Man-in-the-middle attacking my own phone
So now I want to log all requests coming from my phone and to the banking servers. The traffic is encrypted using standard HTTPS, that I'm sure of. I just need a method to bypass this.
This is where Burp comes in
The Burp Suite
Burp Suite does exactly that. I use the community edition which lacks many features but will be enough for this project.
What's the plan? Burp creates a local proxy server that we'll connect our phone to and then Burp can read all traffic. Then we'll check for API calls and see if we can clone them with PHP.
But won't this just make certificate errors since we don't own the bank's SSL certificate? No, we'll get around that with our own CA certificate :)
After downloading and starting Burp with default settings, go to the Proxy tab, click on the sub tab "options" and edit the "Proxy Listener" to listen on all interfaces.
Step 1: Connect your phone to your proxy
First you'll need to know the IP address of your proxy server. On Linux/Mac type "ifconfig" in a terminal to find it. It will probably be something like "192.168.X.X" or "10.X.X.X.".
Next to to your wifi settings, edit the currently connected network and add the IP of your proxy in the field "proxy ip" and the port 8080 to the "port" field.
If your phone is different you might have to google around how to set the proxy on your version.
Step 2: Install Burps CA certificate
On your phone open your browser and go to http://burp/cert this this will lead you to Burps internal web server where you can download the certificate. On my phone after downloading I had to reneame it to "burp.crt" before I could open it.
I then was asked where to install this new certificate and what it will be able to sign for. I Chose "apps and browser" which will allow the certificate to be recognized by all Android apps (that don't validate certs themselves).
If that didn't work, ask Google how it will work on your version of Android
Step 3: Burp around to gather data
Now you're connected to your proxy and you have the proxy's certificate. Time to open the app and log in!
While doing something on your phone you might see that pages keep loading forever. That's because in Burp you'll have to allow every single request to pass to your phone.

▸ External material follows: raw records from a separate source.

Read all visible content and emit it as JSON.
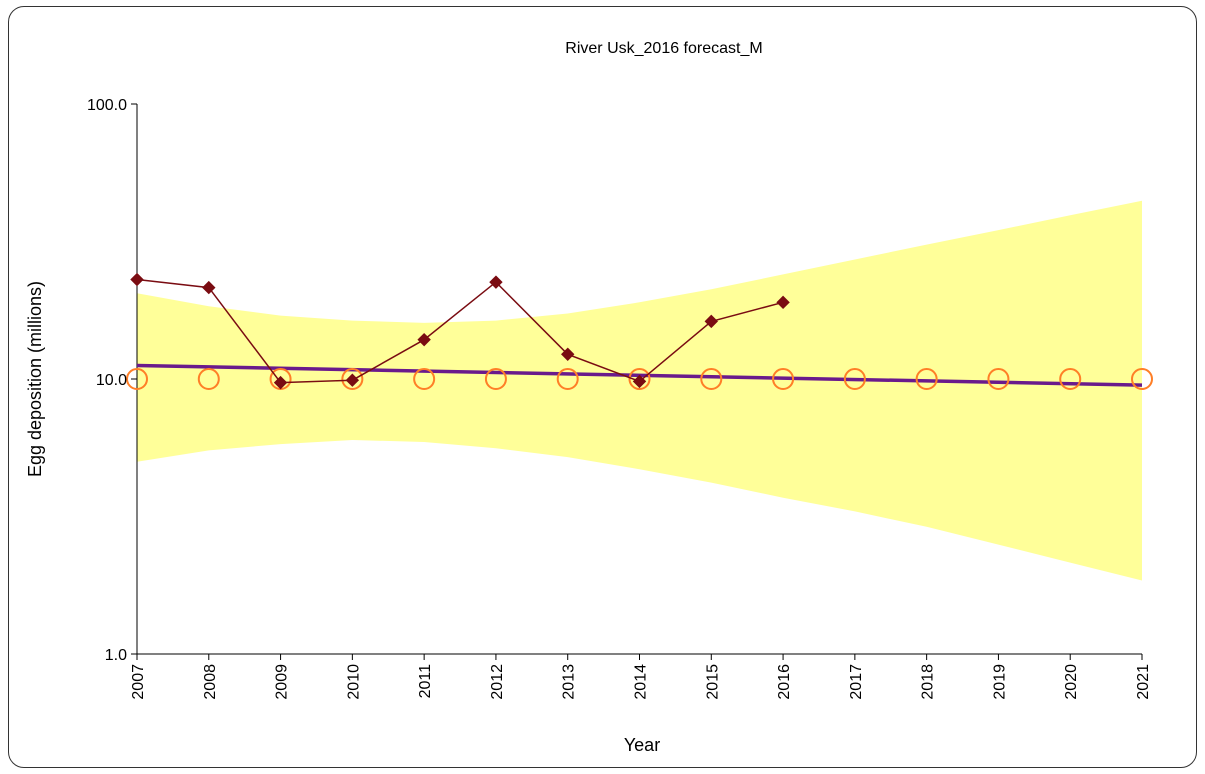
{
  "chart_data": {
    "type": "line",
    "title": "River Usk_2016 forecast_M",
    "xlabel": "Year",
    "ylabel": "Egg deposition (millions)",
    "yscale": "log",
    "ylim": [
      1.0,
      100.0
    ],
    "yticks": [
      "1.0",
      "10.0",
      "100.0"
    ],
    "xlim": [
      2007,
      2021
    ],
    "categories": [
      "2007",
      "2008",
      "2009",
      "2010",
      "2011",
      "2012",
      "2013",
      "2014",
      "2015",
      "2016",
      "2017",
      "2018",
      "2019",
      "2020",
      "2021"
    ],
    "series": [
      {
        "role": "observed",
        "style": "line-diamond",
        "color": "#7a0c12",
        "x": [
          2007,
          2008,
          2009,
          2010,
          2011,
          2012,
          2013,
          2014,
          2015,
          2016
        ],
        "y": [
          23.0,
          21.5,
          9.7,
          9.9,
          13.9,
          22.5,
          12.3,
          9.8,
          16.2,
          19.0
        ]
      },
      {
        "role": "reference",
        "style": "open-circle",
        "color": "#ff7f27",
        "x": [
          2007,
          2008,
          2009,
          2010,
          2011,
          2012,
          2013,
          2014,
          2015,
          2016,
          2017,
          2018,
          2019,
          2020,
          2021
        ],
        "y": [
          10.0,
          10.0,
          10.0,
          10.0,
          10.0,
          10.0,
          10.0,
          10.0,
          10.0,
          10.0,
          10.0,
          10.0,
          10.0,
          10.0,
          10.0
        ]
      },
      {
        "role": "trend",
        "style": "line",
        "color": "#6a1a8c",
        "x": [
          2007,
          2021
        ],
        "y": [
          11.2,
          9.5
        ]
      }
    ],
    "band": {
      "color": "#ffff99",
      "x": [
        2007,
        2008,
        2009,
        2010,
        2011,
        2012,
        2013,
        2014,
        2015,
        2016,
        2017,
        2018,
        2019,
        2020,
        2021
      ],
      "upper": [
        20.5,
        18.4,
        17.0,
        16.3,
        16.0,
        16.3,
        17.3,
        19.0,
        21.2,
        24.0,
        27.2,
        30.8,
        34.8,
        39.4,
        44.5
      ],
      "lower": [
        5.0,
        5.5,
        5.8,
        6.0,
        5.9,
        5.6,
        5.2,
        4.7,
        4.2,
        3.7,
        3.3,
        2.9,
        2.5,
        2.15,
        1.85
      ]
    },
    "grid": false,
    "legend": "none"
  }
}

Check the Proxy -> Intercept tab in Burp. It should turn orange to notify you that there is a request waiting. Just click on "Forward" for all requests until you're signed in, we'll check the logs later.
Do this until you're logged in the online banking and you're seeing some banking statements.

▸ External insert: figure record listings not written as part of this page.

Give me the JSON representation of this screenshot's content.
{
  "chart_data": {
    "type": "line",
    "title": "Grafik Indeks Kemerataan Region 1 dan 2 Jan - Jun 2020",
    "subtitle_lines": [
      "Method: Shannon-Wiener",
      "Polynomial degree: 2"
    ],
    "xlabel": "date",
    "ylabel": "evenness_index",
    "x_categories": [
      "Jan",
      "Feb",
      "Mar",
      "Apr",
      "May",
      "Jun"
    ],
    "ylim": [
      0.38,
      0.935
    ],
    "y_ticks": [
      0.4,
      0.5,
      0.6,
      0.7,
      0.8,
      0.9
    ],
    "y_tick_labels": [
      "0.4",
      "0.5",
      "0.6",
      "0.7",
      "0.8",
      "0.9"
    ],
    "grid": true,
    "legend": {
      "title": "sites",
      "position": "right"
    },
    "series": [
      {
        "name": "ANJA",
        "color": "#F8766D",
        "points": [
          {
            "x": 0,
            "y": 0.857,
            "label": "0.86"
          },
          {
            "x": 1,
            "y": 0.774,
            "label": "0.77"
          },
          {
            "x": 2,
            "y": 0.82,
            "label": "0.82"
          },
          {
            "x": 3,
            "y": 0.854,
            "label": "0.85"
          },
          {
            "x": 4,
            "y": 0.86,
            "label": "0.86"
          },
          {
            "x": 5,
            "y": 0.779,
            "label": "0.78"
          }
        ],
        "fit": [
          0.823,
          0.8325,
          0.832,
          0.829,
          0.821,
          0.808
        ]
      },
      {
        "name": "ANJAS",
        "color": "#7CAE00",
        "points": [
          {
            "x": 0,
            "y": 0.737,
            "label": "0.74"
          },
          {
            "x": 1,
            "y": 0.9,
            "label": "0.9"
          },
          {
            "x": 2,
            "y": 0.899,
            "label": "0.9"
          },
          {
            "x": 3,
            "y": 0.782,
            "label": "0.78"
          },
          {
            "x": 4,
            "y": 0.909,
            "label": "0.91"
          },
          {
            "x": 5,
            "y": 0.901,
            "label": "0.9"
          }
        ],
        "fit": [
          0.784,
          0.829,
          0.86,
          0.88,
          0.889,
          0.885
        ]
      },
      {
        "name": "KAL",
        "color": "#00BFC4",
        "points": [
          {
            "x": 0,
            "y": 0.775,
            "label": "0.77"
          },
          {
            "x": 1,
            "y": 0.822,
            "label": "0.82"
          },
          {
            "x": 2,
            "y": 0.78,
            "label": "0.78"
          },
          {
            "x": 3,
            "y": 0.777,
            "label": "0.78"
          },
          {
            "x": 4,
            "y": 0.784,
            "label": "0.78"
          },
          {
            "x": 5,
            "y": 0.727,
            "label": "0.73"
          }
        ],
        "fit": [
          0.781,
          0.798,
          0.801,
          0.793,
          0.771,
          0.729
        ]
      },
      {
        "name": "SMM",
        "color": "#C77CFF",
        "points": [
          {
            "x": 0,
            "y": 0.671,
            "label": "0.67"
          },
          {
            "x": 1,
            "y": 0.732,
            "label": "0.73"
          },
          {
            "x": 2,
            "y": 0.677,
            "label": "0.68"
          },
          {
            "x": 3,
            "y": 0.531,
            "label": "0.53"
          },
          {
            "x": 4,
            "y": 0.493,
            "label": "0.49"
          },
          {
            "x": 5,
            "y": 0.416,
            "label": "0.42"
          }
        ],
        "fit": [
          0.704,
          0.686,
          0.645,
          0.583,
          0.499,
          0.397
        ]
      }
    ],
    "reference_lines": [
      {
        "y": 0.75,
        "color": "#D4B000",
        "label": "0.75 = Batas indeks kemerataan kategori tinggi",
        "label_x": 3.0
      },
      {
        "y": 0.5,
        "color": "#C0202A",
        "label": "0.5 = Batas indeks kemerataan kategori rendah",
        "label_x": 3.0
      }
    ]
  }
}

Let's check the data for API calls
In Burp go to Proxy -> HTTP history and check the data.
In my case I was very surprised to see this:
Awesome they really have an API and it just sends XML to some SOAP connector and this is the response of the Server
Awesome there is a field called "ServerSessionID" which then is added to every new call they make.
Could it really be that simple?
Yes it really was. I wrote this small PHP wrapper in 20 minutes. This enables you to get all your financial info form the servers and you could even implement generating payment requests that you just have to sign once with your TAN
What about security problems?
Problem 1: Un-resettable ServerSessionID
The only thing that could remotely be called a security problem is that even after you log out, your ServerSessionID will stay active for at least 2 days (didn't test after that, might be longer).

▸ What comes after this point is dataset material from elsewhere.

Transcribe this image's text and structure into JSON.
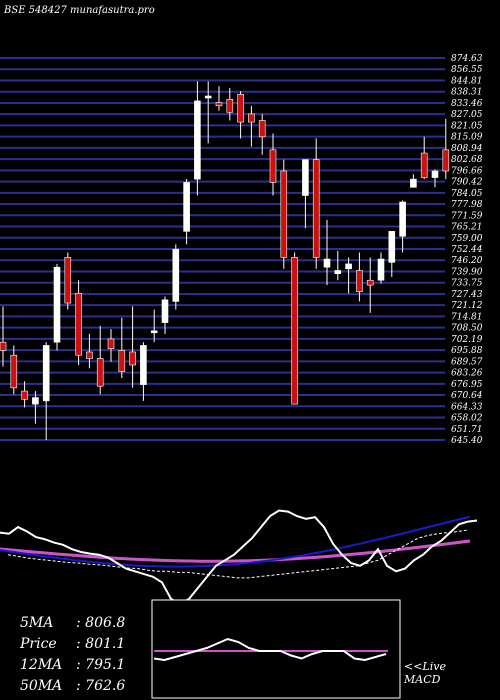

But the damage you could do with this is still very limited since you can't use it to steal money but it might enable session hijackers to check your balances.
Problem 2: What I just did shouldn't have worked
The technique I was using with Burp and a custom CA shouldn't have worked because all banking apps and others that work with highly sensitive data shoud use certificate pinning where the app itself checks if the server has a valid certificate, and not the system.
This should have resulted in error messages when opening the app via the proxy. I tested it with other banking apps and all others I have tested showed me error messages and didn't let me log in.